Voters in Belarus went to the polls Sunday in a legislative election marred by the kind of irregularities that have characterized previous ballots in the former Soviet state.
Still, two female opposition leaders managed to win seats in the parliament's lower house.
In Sunday's election, 484 candidates, most of them current government officials, competed for the lower parliamentary house's 110 seats.
The Organization for Security and Cooperation in Europe (OSCE), which independently monitored the vote, said Monday that while the vote was "efficiently organized, and there were visible efforts to address some long-standing issues," a number of "systemic shortcomings" were apparent.
Belarus' "legal framework restricts political rights and fundamental freedoms and was interpreted in an overly restrictive manner," the OSCE said. "Media coverage did not enable voters to make an informed choice and, despite an overall increase in the number of candidates, including a significant number from the opposition, the campaign lacked visibility."
A Belarusian protester waves an opposition flag during a rally after parliamentary election in Minsk, Belarus, Sept. 12, 2016. About 150 Belarusian opposition activists gathered for an unauthorized rally under the slogan "We demand real elections."
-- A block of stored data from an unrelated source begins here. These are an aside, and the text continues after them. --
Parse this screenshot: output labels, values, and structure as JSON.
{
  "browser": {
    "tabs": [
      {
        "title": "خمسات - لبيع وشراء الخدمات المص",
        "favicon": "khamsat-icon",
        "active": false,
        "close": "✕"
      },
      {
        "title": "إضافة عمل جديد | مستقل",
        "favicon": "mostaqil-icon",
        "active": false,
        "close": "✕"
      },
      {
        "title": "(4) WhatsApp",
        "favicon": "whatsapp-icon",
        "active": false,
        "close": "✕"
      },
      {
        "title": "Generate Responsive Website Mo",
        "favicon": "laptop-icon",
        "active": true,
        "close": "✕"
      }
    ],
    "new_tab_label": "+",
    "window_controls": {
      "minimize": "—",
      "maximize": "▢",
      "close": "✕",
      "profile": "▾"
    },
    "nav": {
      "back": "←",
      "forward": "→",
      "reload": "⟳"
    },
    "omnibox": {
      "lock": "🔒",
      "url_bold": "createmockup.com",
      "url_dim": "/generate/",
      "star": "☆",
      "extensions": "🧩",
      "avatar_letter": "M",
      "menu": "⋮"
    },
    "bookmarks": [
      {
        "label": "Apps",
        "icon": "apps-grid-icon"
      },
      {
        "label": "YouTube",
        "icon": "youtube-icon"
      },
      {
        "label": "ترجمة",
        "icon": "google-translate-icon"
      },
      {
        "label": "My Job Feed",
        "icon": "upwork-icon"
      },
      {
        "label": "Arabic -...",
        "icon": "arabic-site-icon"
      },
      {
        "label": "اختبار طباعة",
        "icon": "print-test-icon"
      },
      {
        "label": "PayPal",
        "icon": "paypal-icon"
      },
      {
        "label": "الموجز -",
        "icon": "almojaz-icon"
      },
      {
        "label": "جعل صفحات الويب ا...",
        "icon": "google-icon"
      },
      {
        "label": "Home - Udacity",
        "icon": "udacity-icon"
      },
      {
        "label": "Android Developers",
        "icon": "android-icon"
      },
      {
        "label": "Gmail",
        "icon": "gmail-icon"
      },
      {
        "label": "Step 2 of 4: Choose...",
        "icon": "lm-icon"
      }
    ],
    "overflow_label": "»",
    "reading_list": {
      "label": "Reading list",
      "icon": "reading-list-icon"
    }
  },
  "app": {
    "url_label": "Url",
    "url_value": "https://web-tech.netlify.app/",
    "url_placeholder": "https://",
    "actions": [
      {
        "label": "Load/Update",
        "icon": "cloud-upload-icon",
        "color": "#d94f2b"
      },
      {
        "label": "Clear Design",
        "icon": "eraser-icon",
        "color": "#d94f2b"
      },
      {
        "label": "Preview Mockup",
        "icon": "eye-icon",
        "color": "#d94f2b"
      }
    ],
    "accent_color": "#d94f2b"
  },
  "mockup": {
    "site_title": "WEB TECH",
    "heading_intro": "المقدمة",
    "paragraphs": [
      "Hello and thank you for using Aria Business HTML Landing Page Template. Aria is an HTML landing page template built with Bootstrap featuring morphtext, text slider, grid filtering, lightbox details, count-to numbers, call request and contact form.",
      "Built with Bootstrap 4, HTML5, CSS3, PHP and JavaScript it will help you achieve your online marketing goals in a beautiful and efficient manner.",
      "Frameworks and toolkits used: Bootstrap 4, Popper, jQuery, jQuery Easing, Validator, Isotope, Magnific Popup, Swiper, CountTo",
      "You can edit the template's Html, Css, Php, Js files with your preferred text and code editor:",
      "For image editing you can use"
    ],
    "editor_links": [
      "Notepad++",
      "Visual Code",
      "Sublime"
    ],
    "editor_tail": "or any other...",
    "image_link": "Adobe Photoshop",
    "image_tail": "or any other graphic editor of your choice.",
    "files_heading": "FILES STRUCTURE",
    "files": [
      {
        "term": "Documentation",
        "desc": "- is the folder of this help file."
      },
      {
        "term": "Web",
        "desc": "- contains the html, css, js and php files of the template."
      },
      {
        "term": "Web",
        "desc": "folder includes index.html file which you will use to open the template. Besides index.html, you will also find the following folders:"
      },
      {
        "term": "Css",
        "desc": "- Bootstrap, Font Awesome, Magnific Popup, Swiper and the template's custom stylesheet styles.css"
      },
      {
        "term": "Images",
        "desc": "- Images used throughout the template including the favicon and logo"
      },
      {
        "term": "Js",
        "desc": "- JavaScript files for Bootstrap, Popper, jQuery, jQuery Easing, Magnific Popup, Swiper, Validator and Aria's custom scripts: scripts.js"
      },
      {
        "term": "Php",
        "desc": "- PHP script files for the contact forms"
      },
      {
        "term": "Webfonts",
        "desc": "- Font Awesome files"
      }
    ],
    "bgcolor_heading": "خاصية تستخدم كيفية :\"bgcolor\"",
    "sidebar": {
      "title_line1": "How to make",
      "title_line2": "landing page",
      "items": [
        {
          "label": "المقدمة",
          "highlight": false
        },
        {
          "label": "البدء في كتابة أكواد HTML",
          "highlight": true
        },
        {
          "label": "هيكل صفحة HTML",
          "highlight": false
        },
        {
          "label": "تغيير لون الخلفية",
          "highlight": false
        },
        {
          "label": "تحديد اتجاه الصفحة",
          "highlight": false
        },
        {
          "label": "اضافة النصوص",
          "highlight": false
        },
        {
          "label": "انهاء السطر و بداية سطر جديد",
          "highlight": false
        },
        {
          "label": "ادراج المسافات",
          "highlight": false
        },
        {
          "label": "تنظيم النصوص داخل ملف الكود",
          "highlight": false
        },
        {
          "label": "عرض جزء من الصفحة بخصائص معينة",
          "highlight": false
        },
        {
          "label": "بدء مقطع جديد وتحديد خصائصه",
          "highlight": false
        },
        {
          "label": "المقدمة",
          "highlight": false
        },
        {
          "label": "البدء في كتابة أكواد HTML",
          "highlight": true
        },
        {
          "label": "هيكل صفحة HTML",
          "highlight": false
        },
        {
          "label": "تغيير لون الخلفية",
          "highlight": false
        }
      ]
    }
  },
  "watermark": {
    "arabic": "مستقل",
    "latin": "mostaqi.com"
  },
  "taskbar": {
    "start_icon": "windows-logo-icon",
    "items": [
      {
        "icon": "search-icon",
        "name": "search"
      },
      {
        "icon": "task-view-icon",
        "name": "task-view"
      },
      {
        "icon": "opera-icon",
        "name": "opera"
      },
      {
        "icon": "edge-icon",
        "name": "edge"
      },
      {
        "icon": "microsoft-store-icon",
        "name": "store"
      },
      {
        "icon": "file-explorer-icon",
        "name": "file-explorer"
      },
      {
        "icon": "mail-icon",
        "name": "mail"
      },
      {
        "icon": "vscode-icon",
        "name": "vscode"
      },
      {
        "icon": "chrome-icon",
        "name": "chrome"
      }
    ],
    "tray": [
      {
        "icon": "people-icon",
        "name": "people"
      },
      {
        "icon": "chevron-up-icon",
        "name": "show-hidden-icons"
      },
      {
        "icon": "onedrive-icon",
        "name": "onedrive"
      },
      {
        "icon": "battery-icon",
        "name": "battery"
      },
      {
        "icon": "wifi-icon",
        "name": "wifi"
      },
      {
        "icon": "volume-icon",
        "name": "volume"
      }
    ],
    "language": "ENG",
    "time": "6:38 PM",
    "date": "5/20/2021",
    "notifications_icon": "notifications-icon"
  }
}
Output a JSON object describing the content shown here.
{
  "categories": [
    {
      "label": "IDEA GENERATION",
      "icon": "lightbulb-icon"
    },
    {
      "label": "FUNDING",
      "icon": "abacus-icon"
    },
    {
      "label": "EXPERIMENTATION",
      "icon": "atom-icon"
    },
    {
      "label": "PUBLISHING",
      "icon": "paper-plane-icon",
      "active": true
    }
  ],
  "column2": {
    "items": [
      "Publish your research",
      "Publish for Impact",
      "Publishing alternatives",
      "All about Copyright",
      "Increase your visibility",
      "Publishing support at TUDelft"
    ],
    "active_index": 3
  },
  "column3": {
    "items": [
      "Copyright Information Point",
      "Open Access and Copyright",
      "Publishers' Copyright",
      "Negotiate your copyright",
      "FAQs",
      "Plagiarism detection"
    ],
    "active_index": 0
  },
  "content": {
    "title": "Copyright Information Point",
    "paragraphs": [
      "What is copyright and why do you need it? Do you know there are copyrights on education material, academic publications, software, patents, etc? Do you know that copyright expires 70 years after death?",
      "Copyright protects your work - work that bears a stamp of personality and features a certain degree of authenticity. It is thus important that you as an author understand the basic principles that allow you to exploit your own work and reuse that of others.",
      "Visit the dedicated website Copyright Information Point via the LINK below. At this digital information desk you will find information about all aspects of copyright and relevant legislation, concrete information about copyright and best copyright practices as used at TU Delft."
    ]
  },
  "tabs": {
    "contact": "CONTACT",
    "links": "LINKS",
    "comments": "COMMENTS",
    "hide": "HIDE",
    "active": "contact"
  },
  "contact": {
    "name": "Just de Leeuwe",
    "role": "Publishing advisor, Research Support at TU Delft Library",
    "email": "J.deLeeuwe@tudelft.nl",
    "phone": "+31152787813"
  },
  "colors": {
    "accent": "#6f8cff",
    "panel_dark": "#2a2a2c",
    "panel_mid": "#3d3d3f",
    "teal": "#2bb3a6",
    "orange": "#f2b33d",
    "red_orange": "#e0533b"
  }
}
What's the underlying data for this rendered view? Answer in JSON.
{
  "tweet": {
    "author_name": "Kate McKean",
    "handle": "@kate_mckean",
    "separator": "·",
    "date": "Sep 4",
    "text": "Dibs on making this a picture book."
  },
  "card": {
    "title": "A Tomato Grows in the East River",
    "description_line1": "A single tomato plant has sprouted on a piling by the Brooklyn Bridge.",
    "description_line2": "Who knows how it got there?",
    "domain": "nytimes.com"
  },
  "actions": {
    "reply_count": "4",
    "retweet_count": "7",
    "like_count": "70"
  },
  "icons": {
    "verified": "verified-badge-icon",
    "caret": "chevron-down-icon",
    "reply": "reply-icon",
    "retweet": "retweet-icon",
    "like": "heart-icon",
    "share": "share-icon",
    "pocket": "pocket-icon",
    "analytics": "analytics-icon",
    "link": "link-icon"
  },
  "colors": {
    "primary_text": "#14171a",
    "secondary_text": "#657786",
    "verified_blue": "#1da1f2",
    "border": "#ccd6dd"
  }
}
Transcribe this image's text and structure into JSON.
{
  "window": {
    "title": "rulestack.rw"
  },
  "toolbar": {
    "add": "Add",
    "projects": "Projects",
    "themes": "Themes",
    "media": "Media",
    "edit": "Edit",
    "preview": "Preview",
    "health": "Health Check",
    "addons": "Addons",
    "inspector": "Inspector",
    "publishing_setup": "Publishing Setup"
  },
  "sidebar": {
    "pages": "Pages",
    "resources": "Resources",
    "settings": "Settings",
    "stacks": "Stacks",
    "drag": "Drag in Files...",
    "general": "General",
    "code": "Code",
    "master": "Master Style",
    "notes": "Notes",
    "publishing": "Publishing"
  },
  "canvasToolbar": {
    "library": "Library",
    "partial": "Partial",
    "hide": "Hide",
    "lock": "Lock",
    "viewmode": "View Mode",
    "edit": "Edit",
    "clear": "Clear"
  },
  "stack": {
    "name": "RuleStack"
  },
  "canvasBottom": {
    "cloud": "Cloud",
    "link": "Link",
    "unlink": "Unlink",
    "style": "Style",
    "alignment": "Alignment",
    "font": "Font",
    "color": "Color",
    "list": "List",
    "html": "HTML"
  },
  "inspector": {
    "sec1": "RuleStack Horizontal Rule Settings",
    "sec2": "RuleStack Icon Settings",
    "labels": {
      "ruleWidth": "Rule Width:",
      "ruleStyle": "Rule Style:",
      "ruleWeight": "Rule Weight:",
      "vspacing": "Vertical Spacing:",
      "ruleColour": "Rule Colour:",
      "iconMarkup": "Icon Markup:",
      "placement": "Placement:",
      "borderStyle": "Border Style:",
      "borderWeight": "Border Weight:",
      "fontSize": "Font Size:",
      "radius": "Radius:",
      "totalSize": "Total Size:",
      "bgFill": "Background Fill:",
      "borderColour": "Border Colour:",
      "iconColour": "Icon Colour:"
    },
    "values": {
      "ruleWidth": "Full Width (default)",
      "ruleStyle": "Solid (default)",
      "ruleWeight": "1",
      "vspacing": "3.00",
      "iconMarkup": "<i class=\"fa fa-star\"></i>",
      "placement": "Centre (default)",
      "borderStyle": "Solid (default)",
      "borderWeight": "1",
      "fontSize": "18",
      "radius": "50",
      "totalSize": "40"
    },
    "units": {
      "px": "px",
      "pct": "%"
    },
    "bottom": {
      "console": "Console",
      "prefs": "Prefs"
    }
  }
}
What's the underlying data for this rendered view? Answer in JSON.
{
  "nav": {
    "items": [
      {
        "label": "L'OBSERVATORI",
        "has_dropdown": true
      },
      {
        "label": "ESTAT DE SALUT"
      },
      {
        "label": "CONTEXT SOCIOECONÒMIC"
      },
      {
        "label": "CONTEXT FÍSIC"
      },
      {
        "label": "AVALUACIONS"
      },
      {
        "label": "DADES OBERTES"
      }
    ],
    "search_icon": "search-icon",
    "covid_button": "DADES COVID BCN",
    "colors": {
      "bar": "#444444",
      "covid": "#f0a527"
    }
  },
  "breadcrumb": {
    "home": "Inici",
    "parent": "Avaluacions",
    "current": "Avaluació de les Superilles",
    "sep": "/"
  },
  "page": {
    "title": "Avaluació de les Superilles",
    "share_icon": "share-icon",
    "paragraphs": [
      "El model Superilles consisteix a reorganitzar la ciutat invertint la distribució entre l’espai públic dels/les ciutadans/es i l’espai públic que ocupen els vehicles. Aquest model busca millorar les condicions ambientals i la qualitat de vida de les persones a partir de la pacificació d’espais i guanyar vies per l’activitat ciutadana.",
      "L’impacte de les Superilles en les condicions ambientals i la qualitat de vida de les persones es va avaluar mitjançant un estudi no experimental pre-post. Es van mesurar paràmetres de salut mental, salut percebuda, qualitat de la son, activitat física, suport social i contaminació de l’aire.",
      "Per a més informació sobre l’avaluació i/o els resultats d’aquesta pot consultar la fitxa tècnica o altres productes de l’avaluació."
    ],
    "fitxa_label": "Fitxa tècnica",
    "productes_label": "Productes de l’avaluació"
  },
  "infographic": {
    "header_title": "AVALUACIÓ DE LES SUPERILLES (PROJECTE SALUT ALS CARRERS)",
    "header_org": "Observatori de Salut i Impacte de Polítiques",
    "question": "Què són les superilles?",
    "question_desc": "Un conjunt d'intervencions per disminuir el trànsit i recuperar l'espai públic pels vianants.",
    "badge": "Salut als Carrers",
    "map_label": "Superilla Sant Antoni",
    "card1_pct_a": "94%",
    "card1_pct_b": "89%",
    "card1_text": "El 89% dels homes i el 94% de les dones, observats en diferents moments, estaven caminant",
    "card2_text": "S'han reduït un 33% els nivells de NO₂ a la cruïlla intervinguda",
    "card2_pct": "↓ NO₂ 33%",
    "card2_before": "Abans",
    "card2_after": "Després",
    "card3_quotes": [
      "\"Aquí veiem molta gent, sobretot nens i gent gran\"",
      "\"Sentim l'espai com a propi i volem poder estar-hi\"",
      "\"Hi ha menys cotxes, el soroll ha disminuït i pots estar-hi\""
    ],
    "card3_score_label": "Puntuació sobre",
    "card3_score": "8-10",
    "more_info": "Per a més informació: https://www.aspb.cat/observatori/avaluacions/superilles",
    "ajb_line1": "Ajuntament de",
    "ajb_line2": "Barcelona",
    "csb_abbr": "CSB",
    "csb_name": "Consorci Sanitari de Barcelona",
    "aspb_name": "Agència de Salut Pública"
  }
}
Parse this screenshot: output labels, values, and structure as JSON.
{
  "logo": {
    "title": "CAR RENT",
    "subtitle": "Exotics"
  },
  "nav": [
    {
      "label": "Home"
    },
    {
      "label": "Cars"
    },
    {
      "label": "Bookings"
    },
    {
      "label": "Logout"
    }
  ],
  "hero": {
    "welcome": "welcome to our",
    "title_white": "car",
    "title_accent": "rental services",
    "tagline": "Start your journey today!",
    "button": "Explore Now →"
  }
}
Despite some "positive efforts" by the Belarusian authorities, it said, "early voting and counting and tabulation procedures were still marred by a significant number of procedural irregularities and a lack of transparency."
According to observers of Sunday's vote in Belarus, election monitors were kicked out of voting sites, voter turnout numbers were inflated, and prisoners, as well as patients in mental hospitals, voted in large numbers.
In spite of the irregularities, two opposition candidates won seats in the parliament's lower house — Anna Kanopatskaya of the United Civil Party and independent candidate Alena Anisim. They were the first opposition members to win parliamentary seats in 20 years.
Despite the authorities' widely touted liberalization of the election process, Belarus' latest legislative contest proceeded much like previous ones: Most independent candidates were blocked from participating, and prison inmates as well as patients in mental health institutions were able to vote by means of absentee ballots.
As in previous elections, the authorities also encouraged early voting — thereby allowing it to conceal a large number of voters from the scrutiny of the public and independent observers, say critics. According to polls, 30 percent or more of the country's voters cast their ballots early.
Students gave accounts via social media about being forced to vote early under the threat of being evicted from their dorm rooms or expelled from college. Human rights activists reported that prisoners voted in large numbers under the control of the authorities.
City Hospital No. 10 in Belarus' capital Minsk reported a 100 percent voter turnout, meaning that all of its 605 patients — including people in intensive care, those in a coma and those under anesthesia — voted.
Among those who voted Sunday was Belarus' authoritarian president, Alexander Lukashenko, who was first elected to lead the country in 1994.
After a decade in power, Lukashenko held a referendum in 2004 eliminating presidential term limits — a move that was condemned by the United States and the European Union.